All sorts of hotels and guesthouses have sprung up across the years for those waiting to die. One among such buildings is known as the Mumukshu Bhavan( Home for the Ailing) that was established as early as 1920.

When one visits the locality and more particularly the Moksha Bhavan(the name through which the Mumukshu Bhavan is popularly referred to) all one can smell is death.  The old and the ailing can be seen lingering everywhere as if they were spending each moment anticipating death.

The elderly are waiting stubbornly for their death. It is interesting that they are so committed to the prospect of dying in Varanasi alone that for decades they have been waiting. I met an old resident of the Moksha Bhavan hailing from Uttar Pradesh, who narrated his painful story that his children had left him at the home nearly ten years ago and has never come visiting.

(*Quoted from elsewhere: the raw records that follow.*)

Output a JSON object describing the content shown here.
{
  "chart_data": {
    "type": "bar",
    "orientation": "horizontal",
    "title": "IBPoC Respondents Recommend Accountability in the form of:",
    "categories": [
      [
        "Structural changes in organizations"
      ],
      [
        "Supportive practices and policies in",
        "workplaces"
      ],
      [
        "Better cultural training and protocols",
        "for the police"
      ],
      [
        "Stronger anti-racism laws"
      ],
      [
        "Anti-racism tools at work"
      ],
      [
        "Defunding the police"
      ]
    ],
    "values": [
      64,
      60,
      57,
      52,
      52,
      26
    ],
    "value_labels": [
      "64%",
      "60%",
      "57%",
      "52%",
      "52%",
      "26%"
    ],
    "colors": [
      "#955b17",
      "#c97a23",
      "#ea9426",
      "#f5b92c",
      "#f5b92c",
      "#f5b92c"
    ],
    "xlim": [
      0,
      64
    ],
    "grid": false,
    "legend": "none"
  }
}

Of the 300 odd residents of the Bhavan, there are many individuals who have been here for more than five years. Many of them are left behind abandoned by their families while many come in the presence of their children in order to experience the spiritual death.  Death is not mourned but considered to be a blessing in Varanasi and no wonder it has generated an entire business of homes and lodges where people wait to die.

The cosmopolitan character of Moksha Bhavan is such that it allows people across castes and economic backgrounds to spend their last days there, charging a minimum rent for the electricity and room from only those who can pay it. There are other homes for those waiting to die like the Kashi Labh Bhavan where only those who expect to die within fifteen days are allowed to stay. If somebody was expected to die within fifteen days but did not die, they are requested to vacate the space for somebody more in need.

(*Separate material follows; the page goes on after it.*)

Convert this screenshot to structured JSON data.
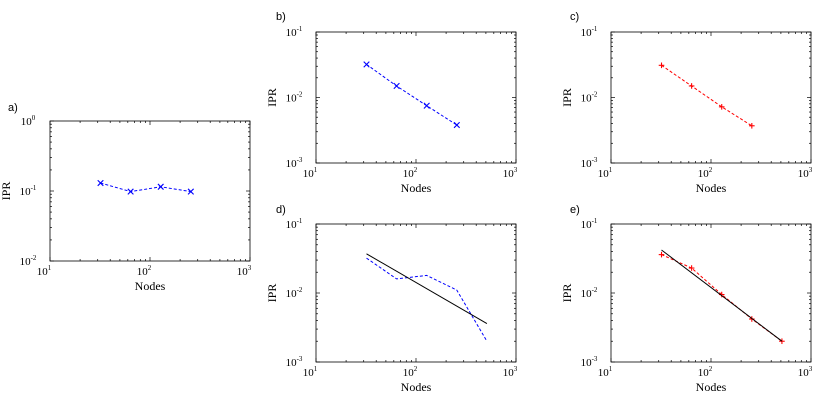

More than 800 people from various parts of the country come to Mukti Bhavan every year in order to die, they say that while some die within a week of arriving there are individuals who have stayed there for more than a decade.

The owner and manager of Mukti Bhavan is a gentleman named Bhairav Nath Shukla who says that the home charges only a sum of twenty rupees from those who can afford it and financially helps the families of those who cannot afford a cremation. Over the last many decades he has come across so many individuals and so he asserts that he can tell when a person is likely to leave his body.

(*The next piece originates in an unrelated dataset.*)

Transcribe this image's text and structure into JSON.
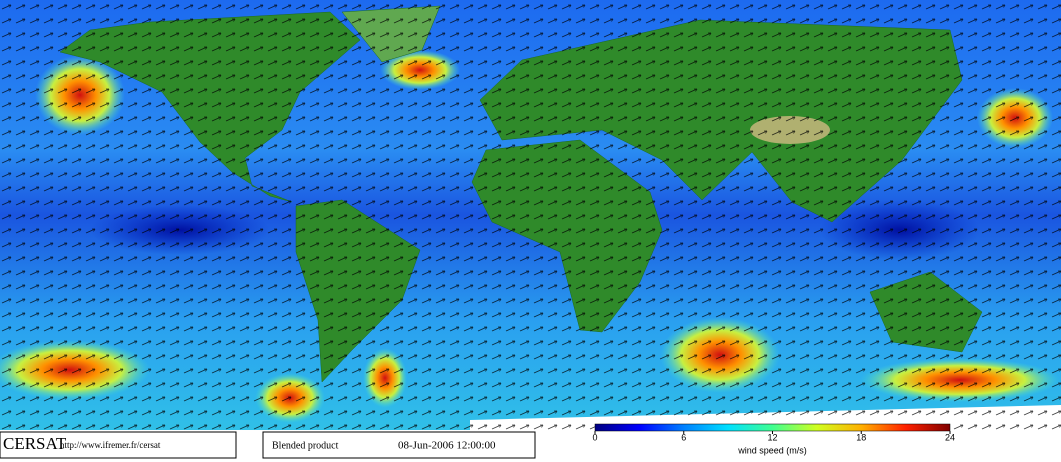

While some shelters allow only fifteen days for a person to die, others like Moksha Bhavan are lenient and give them several days. Hundreds of old men and women come with the wish of dying at Varanasi; it is believed to free them from the cycles of death and birth.

The Ganga calmly flows through the ghats of Varanasi, carefully listening to the murmurs of those at the deathbed while an industry around the act of dying flourishes and nurtures the lives of many families living on its banks. The pyres burning at the Manikarnika ghat are the final celebrations of those who gave up everything to die at Varanasi.